Cuando algún escritor alcanza una merecida celebridad, su nombre parece convertirse en el sello de calidad de su obra, idea que llegan a aceptar incluso quienes, sin haberla leído, adoptan juicios ajenos. Un aspecto fundamental de ese nombre son los apellidos que designan el tronco de una familia, que entre tantos azares pueden coincidir con los de otros cultores de su propio jardín de afanes literarios. Al concordar así llegan a sugerir afinidades que, sin ser necesariamente de sangre, exponen la complejidad de los mundos interiores y los vastos caminos del trato social.

En una carta que Ermilo Abreu Gómez le envió a Alfonso Reyes en 1937 evoca lecturas de su niñez, describiendo la emoción que le causaban los textos de Enrique Gómez Carrillo, que atribuyó ingenuamente a un tío suyo llamado igual que el ameno cronista guatemalteco. Esta confusión infantil la registró también en el primer volumen de sus memorias, en el que añade: “Años después, Gómez Carrillo y yo nos cambiamos cartas. Él me regaló su libro Grecia y me envió un retrato suyo que conservo con cariño.” Al desempeñar un cargo con responsabilidades editoriales en la Unión Panamericana, con sede en Washington, uno de los libros que publicó al mediar el siglo fue una antología de Gómez Carrillo, quien había muerto en 1927.

Pueden hallarse paralelismos entre el prosista yucateco y el ilustre centroamericano, pero también asoman algunos contrastes dignos de interés. Los padres de uno y otro leyeron apasionadamente libros de autores españoles, aunque Gómez Carrillo manifestó su rechazo temprano a esta clase de obras, prefiriendo la cultura francesa; en tanto, Abreu Gómez siempre elogió la tradición de las letras castellanas, a las que consagró páginas de privilegio en sus estudios de la lengua y del arte escrito. Gómez Carrillo conoció a muchos colegas suyos nacidos en la patria ibérica, dedicándoles pasajes significativos de sus crónicas, todo el tiempo manteniendo con firmeza su admiración a la Francia heroica y sensual. Por su parte, el pulcro artífice de Canek refiere en sus memorias el aburrimiento que le produjo la lectura de los clásicos franceses en su juventud, si bien en su momento apreció en justa medida varios de ellos, como los escritos de Pascal y de Montaigne. Muchos años después criticó severamente al modernismo, heredero parcial de movimientos gestados en territorio galo, y reprochó al grupo mexicano de los Contemporáneos tomar como modelo letras extranjeras, de manera especial las de aquella nación europea. La polémica que sostuvo con ellos en 1932 –que Guillermo Sheridan documentó cuidadosamente– muestra algunos excesos que escapan del ámbito estrictamente literario.

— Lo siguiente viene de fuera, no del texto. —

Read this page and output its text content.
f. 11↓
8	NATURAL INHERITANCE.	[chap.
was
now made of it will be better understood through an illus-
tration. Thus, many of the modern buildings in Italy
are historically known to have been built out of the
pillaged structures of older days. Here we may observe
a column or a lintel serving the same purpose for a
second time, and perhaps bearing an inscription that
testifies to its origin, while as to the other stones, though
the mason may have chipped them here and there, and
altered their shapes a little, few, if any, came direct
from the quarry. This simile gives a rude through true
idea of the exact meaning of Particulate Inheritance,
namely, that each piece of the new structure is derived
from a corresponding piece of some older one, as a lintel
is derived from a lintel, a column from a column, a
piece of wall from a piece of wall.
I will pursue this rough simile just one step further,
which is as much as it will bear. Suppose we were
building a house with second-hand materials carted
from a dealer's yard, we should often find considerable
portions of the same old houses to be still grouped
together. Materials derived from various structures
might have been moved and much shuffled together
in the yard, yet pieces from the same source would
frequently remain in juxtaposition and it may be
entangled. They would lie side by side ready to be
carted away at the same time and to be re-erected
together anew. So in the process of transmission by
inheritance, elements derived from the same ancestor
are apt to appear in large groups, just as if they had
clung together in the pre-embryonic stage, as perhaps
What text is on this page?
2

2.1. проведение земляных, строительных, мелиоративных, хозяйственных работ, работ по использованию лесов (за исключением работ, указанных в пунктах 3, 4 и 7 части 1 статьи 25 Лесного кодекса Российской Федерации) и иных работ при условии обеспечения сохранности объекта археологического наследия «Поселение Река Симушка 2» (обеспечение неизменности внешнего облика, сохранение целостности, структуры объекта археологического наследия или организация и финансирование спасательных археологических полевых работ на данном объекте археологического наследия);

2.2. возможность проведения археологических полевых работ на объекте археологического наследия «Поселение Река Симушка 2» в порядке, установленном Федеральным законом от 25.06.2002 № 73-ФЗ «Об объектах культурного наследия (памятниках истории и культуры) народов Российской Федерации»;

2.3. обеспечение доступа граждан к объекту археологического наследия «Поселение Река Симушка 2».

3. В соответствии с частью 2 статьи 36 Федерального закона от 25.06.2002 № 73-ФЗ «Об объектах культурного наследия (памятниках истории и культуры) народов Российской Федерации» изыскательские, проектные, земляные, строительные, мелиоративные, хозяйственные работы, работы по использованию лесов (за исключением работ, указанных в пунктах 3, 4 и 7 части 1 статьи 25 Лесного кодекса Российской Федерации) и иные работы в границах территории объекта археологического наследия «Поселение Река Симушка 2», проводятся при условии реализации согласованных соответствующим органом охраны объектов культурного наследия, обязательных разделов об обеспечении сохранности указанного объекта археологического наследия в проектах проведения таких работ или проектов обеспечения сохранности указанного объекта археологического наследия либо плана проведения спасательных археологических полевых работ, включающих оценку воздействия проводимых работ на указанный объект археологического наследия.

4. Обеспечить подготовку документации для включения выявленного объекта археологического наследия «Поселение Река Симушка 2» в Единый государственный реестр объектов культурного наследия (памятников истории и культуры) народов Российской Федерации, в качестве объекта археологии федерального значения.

Abreu Gómez solía referir la importancia que el clima de una época ejerce sobre las vocaciones creadoras, reconociendo del mismo modo la influencia de una geografía específica en la formación del estilo. Una parte de su obra ensayística lleva a considerar con equilibrio ambos factores. Es la variedad resultante la que ennoblece el arte de todos los tiempos y de todos los lugares en el punto esencial de su genuino advenimiento.

Es indudable que la pluma se nutre de múltiples vivencias e influjos estéticos, que el molde temporal y la distribución del espacio se combinan para marcar el gusto y las preferencias que derivan de él. Es oportuno saber que el apellido Gómez no es signo de unanimidad en lo que atañe a estos asuntos, tan íntimos como el placer que cada quien siente al procurarse la lectura de sus autores preferidos.